Факт такой громадной производительности просто изумителен. Для меня как врача, уже прежде потерявшего надежду на возобновление его литературной деятельности и потом следившего по письмам за новыми тяжкими ухудшениями в болезни, этот факт только и может объясняться счастливыми особенностями большого таланта и исключительной натуры, к которым шаблон, употребляемый для обыкновенных смертных, оказывается неприменимым.
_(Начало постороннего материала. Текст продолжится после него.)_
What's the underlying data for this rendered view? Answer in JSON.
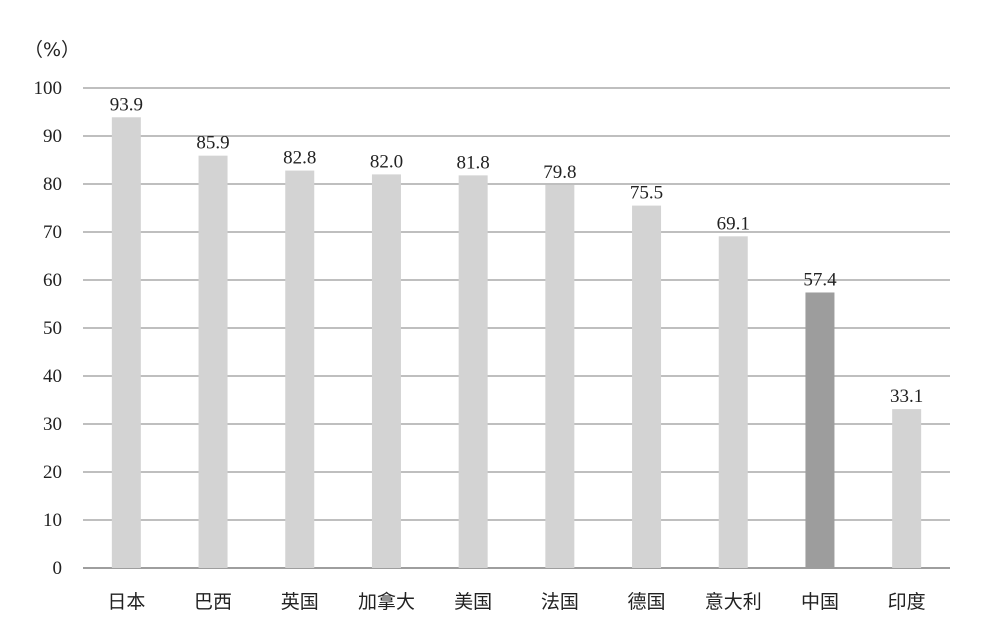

Думается, что такие же соображения должны задерживать нас и от легкомысленных суждений о необыкновенной впечатлительности Салтыкова в болезнях и о тех тяжелых неровностях его характера, которые так неприятно кидались в глаза всем приходившим с ним в соприкосновение и заставляли делать неверное заключение об этом человеке, в сущности весьма мягком и добросердечном.
Возобновившаяся деятельность продолжалась и всю зиму 1886–1887 гг., и он не переставал в каждом письме жаловаться на свои страдания и на «оброшенность» со стороны знакомых и даже со стороны врачей (последние посещали его реже ввиду некоторого улучшения болезни); однако работа заметно отвлекала его от постоянного анализа болезненных ощущений, и письма его за эту зиму содержательнее, дают больше указаний на проектируемые им работы и указывают на больший интерес к окружающему миру. Так, от 30 октября 1886 г. он пишет: «Посылаю при сем два моих этюда. Будет еще два, которые своевременно вам доставлю. Этюды эти составляют часть „Мелочей жизни“, которые я перенес в „Вестник Европы“, и 5 глав (из них две вам уже известны) будут помещены в ноябрьской книжке. На декабрьскую и на январскую мною уже заготовлено продолжение. В целом составится довольно большая книжка (предполагаю всю работу кончить к апрелю), не лишенная смысла. Только в последней, заключительной главе раскроется истинный смысл работы. Вообще я к журнальной работе отношусь теперь несколько иначе. К ней (и в особенности к газетной) всего менее применима поговорка scripta manent[438], и тот, кто не читал меня в книжке, очень мало меня знает».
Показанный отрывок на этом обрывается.